Assises de l’Hérault : une prostituée battue et dépouillée témoigne d’un viol HÉLÈNE AMIRAUX
La pierre avec laquelle elle s’est défendue en 2013 a conduit à l’accusé, un Roumain qui nie le viol.
Des mouchoirs, une pierre et un bustier maculés de sang. Un string déchiré. Et la description d’une voiture sur un ticket à gratter. Autant d’indices que Gladys, une Ghanéenne de 54 ans, a remis aux gendarmes le 2 novembre 2013, espérant obtenir justice pour son viol. C’était trois jours plus tôt, au bord de la D 185 conduisant au massif de la Gardiole, à Fabrègues. Deux hommes, l’un “assez grand et fort”, et l’autre “plus petit”, qui en voulaient, selon elle, à son argent, l’ont frappée puis délestée de 90 €, avant que l’un d’eux la force à un rapport sexuel, selon ses déclarations, dans un mazet abandonné.
Là où cette prostituée, exerçant depuis dix ans, avait l’habitude de recevoir ses clients. Agrippée à la gorge, elle avait tenté de les repousser avec une bombe lacrymogène. Mordant l’un à la main, frappant l’autre avec une pierre, au front. En vain. Malgré cet assaut, elle aurait réussi à se mettre sur le dos de manière à essuyer le front de son violeur blessé avec les mouchoirs. Et à récupérer des gouttes de sang sur son bustier. Comme preuve.
À huis clos
En 2014, l’ADN finit par livrer un suspect, impliqué dans une affaire de séquestration et de proxénétisme. Il s’agit de Sorin Morosanu, un Roumain vivant en couple avec une prostituée, elle-même propriétaire du véhicule des suspects, décrit par la victime.
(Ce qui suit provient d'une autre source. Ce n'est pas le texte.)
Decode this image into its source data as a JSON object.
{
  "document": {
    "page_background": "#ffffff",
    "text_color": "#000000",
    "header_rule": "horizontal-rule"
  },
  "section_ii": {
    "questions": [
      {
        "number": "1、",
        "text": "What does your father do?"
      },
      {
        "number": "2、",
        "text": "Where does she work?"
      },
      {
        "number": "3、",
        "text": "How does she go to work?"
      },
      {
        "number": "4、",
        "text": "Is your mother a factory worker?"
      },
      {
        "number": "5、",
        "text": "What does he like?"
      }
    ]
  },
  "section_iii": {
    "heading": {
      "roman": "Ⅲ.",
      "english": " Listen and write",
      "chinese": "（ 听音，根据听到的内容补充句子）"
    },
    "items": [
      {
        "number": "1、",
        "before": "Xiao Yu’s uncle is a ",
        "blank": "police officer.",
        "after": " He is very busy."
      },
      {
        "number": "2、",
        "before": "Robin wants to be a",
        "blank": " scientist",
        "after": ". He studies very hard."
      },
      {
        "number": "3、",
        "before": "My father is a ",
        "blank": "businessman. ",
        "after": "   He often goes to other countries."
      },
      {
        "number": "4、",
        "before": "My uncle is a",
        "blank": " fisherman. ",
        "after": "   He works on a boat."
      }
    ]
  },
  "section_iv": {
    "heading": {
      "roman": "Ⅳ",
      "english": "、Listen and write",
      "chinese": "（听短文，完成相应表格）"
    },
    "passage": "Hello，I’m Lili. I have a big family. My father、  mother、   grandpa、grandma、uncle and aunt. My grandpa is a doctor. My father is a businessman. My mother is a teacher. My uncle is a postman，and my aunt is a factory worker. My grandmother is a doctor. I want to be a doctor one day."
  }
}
Mais depuis le début de l’instruction, il nie le viol.
Lundi encore, lors de la première journée de son procès devant les assises de l’Hérault, celui qui est surnommé Lacrima à cause d’un tatouage en forme de larme au coin de l’œil. Aux enquêteurs, il livre une version à l’opposé de la partie civile : un rapport tarifé avec une prostituée qu’il connaissait mais qui lui aurait volé les 700 € qu’il avait sur lui. Pour toute réponse, il aurait reçu la brique en pleine tête, avant d’être extirpé d’“une marre de sang” par un ami.
À l’issue de deux heures de déposition, à huis clos, d’une victime dont la présence à l’audience a été incertaine jusqu’à dimanche soir, le président Pinarel a relevé des failles. Comme ces prélèvements intimes réalisés par le légiste qui n’ont pas été analysés en laboratoire, parce que la patiente s’était lavée après les faits. Autant de chance en moins pour démontrer le rapport sexuel forcé et identifier son auteur. “Elle a la présence d’esprit de garder des mouchoirs mais pas d’aller faire des prélèvements après un rapport sexuel non consenti”, relève Me Mendel. Il y a aussi les doutes sur la scène de crime qui aurait pu être modifiée ou encore l’identification formelle par la victime de deux suspects qui pourtant ne correspondent pas aux deux profils ADN retrouvés.
Pour la partie civile, Me Gaillard s’est assurée auprès de l’officier en charge de l’enquête à l’époque, que sa cliente n’avait pas de souteneur. Selon lui, le mobile n’a rien à voir avec une lutte de places, au profit d’un “réseau de Roumaines”. La défense compte plaider l’acquittement.